263-3855-00: Cloud Computing Architecture
Section 3
Virtualization
Swiss Federal Institute of Technology Zurich
Eidgenössische Technische Hochschule Zürich
Last Edit Date: 03/01/2025
Disclaimer and Term of Use:
We do not guarantee the accuracy and completeness of the summary content. Some of the course material may not be included, and some of the content in the summary may not be correct. You should use this file properly and legally. We are not responsible for any results from using this file
This personal note is adapted from Professor Ana Klimovic. Please contact us to delete this file if you think your rights have been violated.

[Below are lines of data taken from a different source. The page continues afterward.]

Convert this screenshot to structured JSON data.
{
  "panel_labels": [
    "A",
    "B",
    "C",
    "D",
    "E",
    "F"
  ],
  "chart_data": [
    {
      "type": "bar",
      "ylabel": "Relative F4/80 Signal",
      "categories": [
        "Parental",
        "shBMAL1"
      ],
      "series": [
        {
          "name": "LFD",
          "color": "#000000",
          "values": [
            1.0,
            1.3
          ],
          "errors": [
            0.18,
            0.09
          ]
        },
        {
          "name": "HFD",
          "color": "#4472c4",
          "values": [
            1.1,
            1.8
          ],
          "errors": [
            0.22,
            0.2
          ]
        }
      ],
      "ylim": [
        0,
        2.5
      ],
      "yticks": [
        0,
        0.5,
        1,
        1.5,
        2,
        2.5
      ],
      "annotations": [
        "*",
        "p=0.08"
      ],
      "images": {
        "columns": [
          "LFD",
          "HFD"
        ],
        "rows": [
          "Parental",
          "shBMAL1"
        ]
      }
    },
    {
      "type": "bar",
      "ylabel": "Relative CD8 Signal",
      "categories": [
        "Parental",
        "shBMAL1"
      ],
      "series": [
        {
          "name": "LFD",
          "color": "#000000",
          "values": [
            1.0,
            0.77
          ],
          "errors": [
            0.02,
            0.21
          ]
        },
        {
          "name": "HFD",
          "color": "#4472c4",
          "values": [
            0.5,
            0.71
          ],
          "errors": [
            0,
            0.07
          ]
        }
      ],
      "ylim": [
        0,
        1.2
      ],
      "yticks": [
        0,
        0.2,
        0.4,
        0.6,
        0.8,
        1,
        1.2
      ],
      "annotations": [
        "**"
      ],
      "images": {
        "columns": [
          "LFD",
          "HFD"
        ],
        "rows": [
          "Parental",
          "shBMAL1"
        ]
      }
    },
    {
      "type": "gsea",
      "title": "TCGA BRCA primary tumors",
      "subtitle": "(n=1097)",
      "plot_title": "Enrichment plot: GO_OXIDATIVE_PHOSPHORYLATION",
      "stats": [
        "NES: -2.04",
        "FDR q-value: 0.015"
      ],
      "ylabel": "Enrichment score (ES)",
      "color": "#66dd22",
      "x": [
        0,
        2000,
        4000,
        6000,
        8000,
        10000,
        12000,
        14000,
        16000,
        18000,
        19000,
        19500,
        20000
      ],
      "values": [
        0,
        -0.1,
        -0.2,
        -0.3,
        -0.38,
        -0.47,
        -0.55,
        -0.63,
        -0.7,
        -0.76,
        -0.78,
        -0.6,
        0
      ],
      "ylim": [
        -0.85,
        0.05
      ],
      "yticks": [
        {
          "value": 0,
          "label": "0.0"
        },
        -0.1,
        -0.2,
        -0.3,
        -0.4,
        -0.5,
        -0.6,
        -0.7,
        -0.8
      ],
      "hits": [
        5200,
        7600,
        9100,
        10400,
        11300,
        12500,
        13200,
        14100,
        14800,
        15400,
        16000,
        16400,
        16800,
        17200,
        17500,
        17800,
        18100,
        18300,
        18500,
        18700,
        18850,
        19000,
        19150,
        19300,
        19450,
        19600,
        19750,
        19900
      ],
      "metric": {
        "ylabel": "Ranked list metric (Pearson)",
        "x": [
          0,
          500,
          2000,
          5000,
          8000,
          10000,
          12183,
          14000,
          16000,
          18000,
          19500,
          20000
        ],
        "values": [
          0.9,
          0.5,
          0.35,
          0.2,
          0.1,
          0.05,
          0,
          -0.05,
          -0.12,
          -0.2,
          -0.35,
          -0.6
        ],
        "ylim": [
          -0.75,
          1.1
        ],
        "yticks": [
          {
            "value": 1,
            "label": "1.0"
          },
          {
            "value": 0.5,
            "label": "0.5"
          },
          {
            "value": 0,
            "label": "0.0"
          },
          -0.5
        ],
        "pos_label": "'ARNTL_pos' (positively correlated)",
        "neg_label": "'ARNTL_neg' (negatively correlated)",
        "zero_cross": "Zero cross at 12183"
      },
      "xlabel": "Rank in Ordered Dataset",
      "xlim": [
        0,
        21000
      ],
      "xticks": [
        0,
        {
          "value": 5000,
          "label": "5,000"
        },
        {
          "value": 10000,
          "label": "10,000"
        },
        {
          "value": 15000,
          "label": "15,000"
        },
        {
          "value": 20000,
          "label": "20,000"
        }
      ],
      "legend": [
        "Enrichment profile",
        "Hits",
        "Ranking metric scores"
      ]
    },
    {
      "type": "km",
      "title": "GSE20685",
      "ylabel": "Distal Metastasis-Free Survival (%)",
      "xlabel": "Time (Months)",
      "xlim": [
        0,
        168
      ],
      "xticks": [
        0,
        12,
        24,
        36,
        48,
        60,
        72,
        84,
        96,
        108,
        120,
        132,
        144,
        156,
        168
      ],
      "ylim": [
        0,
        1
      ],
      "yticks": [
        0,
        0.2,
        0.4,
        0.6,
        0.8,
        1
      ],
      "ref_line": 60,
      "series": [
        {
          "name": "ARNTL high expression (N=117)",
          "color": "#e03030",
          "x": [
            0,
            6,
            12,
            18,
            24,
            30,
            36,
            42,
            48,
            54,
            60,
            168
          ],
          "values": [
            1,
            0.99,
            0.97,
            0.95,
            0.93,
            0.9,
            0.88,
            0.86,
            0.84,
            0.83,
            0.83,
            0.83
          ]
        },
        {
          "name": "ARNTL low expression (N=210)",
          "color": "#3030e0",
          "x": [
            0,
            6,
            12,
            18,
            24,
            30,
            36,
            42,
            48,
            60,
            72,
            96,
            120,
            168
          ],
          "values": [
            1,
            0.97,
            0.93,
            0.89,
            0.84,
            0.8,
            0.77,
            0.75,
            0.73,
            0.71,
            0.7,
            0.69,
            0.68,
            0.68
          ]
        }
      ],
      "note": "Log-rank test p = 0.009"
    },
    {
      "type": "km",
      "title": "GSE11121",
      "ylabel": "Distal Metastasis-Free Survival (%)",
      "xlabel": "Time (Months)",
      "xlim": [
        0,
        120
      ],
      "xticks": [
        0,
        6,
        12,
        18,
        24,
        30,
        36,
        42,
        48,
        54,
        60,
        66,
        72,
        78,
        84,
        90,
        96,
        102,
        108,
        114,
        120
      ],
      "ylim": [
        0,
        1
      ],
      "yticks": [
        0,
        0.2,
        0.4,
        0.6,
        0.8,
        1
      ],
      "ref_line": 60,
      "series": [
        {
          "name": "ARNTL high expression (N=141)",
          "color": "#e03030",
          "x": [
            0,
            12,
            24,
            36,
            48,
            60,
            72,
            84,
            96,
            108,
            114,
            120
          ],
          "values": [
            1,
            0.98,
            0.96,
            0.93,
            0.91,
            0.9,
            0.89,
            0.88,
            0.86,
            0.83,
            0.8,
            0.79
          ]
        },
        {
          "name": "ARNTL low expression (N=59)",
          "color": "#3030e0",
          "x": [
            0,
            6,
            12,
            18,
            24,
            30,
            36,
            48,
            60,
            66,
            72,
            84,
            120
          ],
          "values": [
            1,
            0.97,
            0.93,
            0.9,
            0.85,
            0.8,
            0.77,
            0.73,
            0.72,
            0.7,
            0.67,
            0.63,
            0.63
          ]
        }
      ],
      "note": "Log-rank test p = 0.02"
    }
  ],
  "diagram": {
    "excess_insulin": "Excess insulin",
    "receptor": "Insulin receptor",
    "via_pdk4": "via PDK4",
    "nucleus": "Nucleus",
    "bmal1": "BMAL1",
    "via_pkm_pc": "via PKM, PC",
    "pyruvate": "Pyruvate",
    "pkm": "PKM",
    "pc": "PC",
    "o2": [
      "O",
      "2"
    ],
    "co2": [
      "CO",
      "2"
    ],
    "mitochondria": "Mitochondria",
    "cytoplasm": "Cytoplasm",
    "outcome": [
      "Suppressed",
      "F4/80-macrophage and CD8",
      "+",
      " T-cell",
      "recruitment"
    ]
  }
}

This work is licensed under a Creative Commons Attribution 4.0 International License.
Virtual machines¶
Virtualization¶
Systems are built on levels of abstraction. Higher levels hide details at lower levels. For example. files are an abstraction of a disk.
Virtualization creates a virtual representation of a resource on a physical machine. Provides a level of indirection between abstract and concrete. Does not necessarily hide low-level details.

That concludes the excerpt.